I’m going to go ahead and assume that you are using Google Analytics on your website and blog.

There are a few ways to find which content resonates with your readers:

  • Look at what pages/posts have the highest average time spent on them
  • Look at what pages have the lowest bounce rate
  • Find which pages are your top landing pages

On the flip side, you should also look at the pages that have the lowest average time spent, highest bounce rate and highest exit rates. Those pages can provide you with an opportunity to improve your content and keep people engaged with your site.
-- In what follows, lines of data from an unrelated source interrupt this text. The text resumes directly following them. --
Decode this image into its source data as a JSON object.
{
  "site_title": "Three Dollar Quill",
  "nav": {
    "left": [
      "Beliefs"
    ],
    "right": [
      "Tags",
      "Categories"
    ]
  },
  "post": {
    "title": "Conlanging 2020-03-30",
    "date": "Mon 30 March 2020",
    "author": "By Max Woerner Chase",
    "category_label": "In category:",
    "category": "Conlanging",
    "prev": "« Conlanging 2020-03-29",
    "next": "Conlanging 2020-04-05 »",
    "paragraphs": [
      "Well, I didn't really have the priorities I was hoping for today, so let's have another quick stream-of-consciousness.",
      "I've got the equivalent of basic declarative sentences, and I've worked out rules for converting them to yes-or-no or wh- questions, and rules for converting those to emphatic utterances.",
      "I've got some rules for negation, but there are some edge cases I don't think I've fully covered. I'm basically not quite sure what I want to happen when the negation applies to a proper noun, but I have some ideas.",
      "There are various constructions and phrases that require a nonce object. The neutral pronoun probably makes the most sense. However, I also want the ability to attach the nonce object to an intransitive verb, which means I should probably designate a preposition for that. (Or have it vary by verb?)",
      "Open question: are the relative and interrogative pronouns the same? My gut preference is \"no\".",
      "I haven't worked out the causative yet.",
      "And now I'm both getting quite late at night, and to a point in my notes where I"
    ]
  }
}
If you aren’t using dashboards in your Google Analytics, I highly recommend you start. They provide you with a quick glance of your key metrics, all in one place.
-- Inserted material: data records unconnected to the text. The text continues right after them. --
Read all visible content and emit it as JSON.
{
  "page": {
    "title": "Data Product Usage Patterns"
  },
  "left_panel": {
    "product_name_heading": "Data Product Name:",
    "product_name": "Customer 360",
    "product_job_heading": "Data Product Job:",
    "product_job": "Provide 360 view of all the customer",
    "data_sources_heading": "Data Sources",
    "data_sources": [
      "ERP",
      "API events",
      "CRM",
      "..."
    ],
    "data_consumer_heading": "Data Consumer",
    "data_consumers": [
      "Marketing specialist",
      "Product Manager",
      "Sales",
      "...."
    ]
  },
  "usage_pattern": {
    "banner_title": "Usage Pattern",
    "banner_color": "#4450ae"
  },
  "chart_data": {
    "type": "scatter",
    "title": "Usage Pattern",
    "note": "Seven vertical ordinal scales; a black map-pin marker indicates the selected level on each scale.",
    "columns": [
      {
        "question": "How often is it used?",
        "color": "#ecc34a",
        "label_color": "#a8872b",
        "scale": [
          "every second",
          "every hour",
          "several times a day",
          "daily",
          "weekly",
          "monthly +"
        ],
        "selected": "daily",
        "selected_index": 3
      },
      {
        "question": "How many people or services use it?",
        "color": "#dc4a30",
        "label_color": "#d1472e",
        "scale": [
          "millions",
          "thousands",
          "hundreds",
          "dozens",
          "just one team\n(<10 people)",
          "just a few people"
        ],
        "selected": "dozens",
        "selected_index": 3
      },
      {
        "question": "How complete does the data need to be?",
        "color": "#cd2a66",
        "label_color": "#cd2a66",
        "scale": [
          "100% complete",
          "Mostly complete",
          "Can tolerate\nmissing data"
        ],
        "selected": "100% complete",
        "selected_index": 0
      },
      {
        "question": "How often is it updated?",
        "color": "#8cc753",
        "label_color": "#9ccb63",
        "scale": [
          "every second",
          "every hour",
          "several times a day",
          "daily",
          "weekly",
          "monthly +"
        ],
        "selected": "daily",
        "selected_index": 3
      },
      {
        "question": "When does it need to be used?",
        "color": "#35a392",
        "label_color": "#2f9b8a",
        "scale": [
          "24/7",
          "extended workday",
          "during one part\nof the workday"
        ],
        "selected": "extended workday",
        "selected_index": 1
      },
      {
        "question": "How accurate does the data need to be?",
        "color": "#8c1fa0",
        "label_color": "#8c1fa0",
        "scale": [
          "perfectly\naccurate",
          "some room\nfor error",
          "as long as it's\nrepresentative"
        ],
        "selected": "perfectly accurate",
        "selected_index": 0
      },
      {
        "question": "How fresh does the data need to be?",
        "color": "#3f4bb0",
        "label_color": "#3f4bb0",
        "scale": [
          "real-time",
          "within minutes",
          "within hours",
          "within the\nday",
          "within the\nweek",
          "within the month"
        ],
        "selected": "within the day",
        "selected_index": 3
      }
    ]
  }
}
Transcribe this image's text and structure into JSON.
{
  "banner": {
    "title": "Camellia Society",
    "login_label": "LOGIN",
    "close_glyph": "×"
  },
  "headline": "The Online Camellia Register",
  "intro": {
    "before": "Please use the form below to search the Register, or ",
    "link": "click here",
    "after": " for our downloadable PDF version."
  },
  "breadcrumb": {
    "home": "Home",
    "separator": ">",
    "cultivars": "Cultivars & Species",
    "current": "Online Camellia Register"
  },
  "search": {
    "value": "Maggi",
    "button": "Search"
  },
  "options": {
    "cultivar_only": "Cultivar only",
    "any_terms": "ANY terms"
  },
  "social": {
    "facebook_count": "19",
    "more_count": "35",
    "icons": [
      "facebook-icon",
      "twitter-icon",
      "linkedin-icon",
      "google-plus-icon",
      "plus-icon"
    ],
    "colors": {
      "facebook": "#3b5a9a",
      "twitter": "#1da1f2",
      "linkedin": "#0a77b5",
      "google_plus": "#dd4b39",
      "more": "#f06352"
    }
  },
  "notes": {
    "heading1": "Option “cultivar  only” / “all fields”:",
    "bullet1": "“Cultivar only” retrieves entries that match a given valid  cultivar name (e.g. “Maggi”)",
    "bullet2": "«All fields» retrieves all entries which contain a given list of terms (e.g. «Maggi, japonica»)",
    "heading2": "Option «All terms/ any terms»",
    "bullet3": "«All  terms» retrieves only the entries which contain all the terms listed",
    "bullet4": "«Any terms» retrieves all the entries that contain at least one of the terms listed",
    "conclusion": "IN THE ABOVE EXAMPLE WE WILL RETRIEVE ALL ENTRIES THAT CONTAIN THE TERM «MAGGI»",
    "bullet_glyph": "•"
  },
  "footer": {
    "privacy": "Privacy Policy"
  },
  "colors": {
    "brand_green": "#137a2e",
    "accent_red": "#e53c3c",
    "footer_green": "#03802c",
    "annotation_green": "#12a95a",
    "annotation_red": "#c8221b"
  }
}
If you’re not sure how to get started with dashboards, have a look through the library at the Google Analytics Solutions Gallery. There you’ll find pre-built dashboards you can start using today.

Blog comments

Look at the comments people are leaving on blog posts, both on your own and other (similar) blogs. Can you spot any common themes? Is there a particular pain point your readers are experiencing?

After doing your research, write a blog post (or a series of posts) that address the questions and issues your audience is looking for help with.
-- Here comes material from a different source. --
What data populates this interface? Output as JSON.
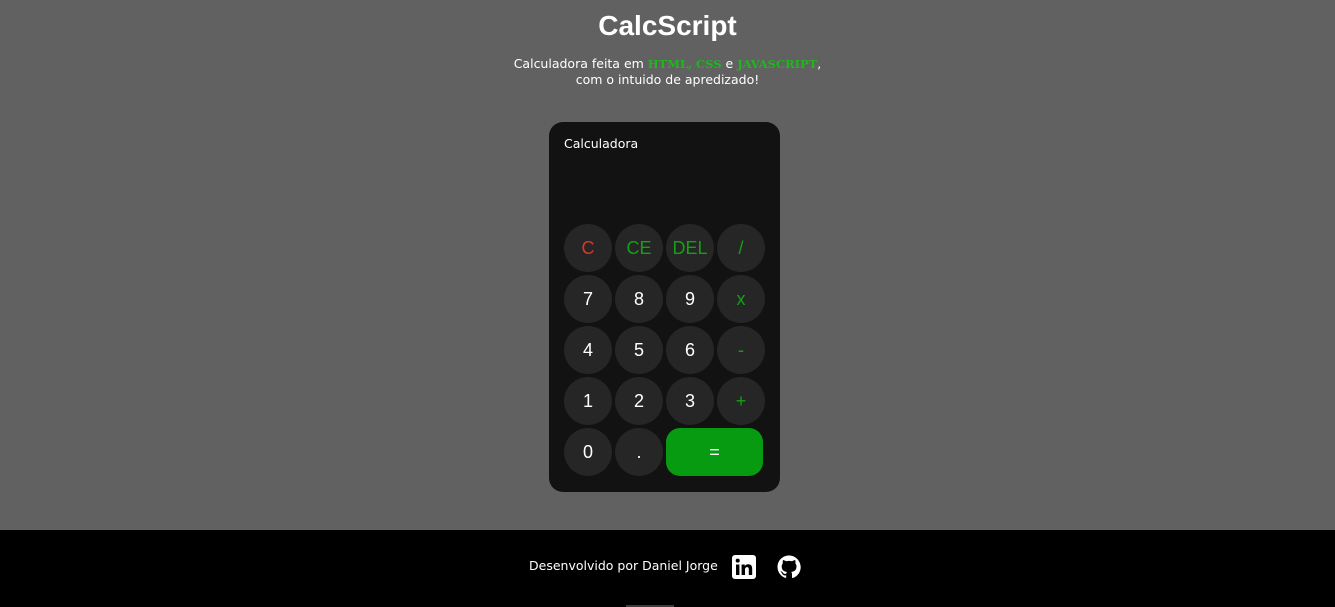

Be sure to include the terms and phrases your readers are using in their comments. If they are leaving comments with that terminology, it is likely they are doing searches on those terms as well.

Once your post is live, leave a comment letting people know you’ve shared your thoughts on the topic.

A great tool for helping stay on top of blog comments is Disqus. It’s a free WordPress plugin that provides a bit more information on your commenters than the default comments system.

With Disqus, you can log in and see the commenting activity on all of the blogs you’ve left a comment on. You can quickly see who has responded to you and who has commented after you.

What I love about Disqus is that it allows people to login using their social profiles. If someone signs in using their Twitter handle, it makes it that much easier for you to look them up on Twitter, follow them and engage with them.

Twitter Chats

I’ve mentioned Twitter chats before as a great tool for promoting your content. They can also be a handy resource for discovering what topics people are asking questions about.

Use a Twitter chat directory like Chat Salad or Kneaver to identify chats you feel your readers may be participating in. Also look for topics where you know you would be able to contribute.

With the chats identified, start participating in a few. Look for what questions garner the most feedback. Also look for side conversations that may start during the initial chat. It often happens that a group of users will continue on a particular topic even after the chat has moved on to other questions.

With Twitter chats, it’s easiest to participate via a dashboard like Tweetdeck or Hootsuite. That way, you can have the chat in one stream and not have to worry about missing any notifications.

Google Trends

Wouldn’t it be great to know what the level of interest is in a topic before you write a blog post on it? Google Trends gives you those insights.

With Google Trends you can get a sense of what the search volume and interest is in a particular term (or series of terms). Here’s an example of what the search volume has been for “live streaming video” in Canada in the last 12 months.


If you don’t have a particular topic in mind that you want to write about, look through the Google Trends home page. There you’ll see a list of what’s trending. If any of those topics relate to what your audience would like, you can take advantage of the topic’s popularity by writing about it.

When all else fails and you’re stuck wondering what to write about, think about the conversations you have in real life. What are some of the common questions you get asked when you meet with a potential client? What were the hot topics at the last conference you attended? It’s likely that those questions people are asking online are also being used as searches.

What tools do you use to find content for your readers? Share them below.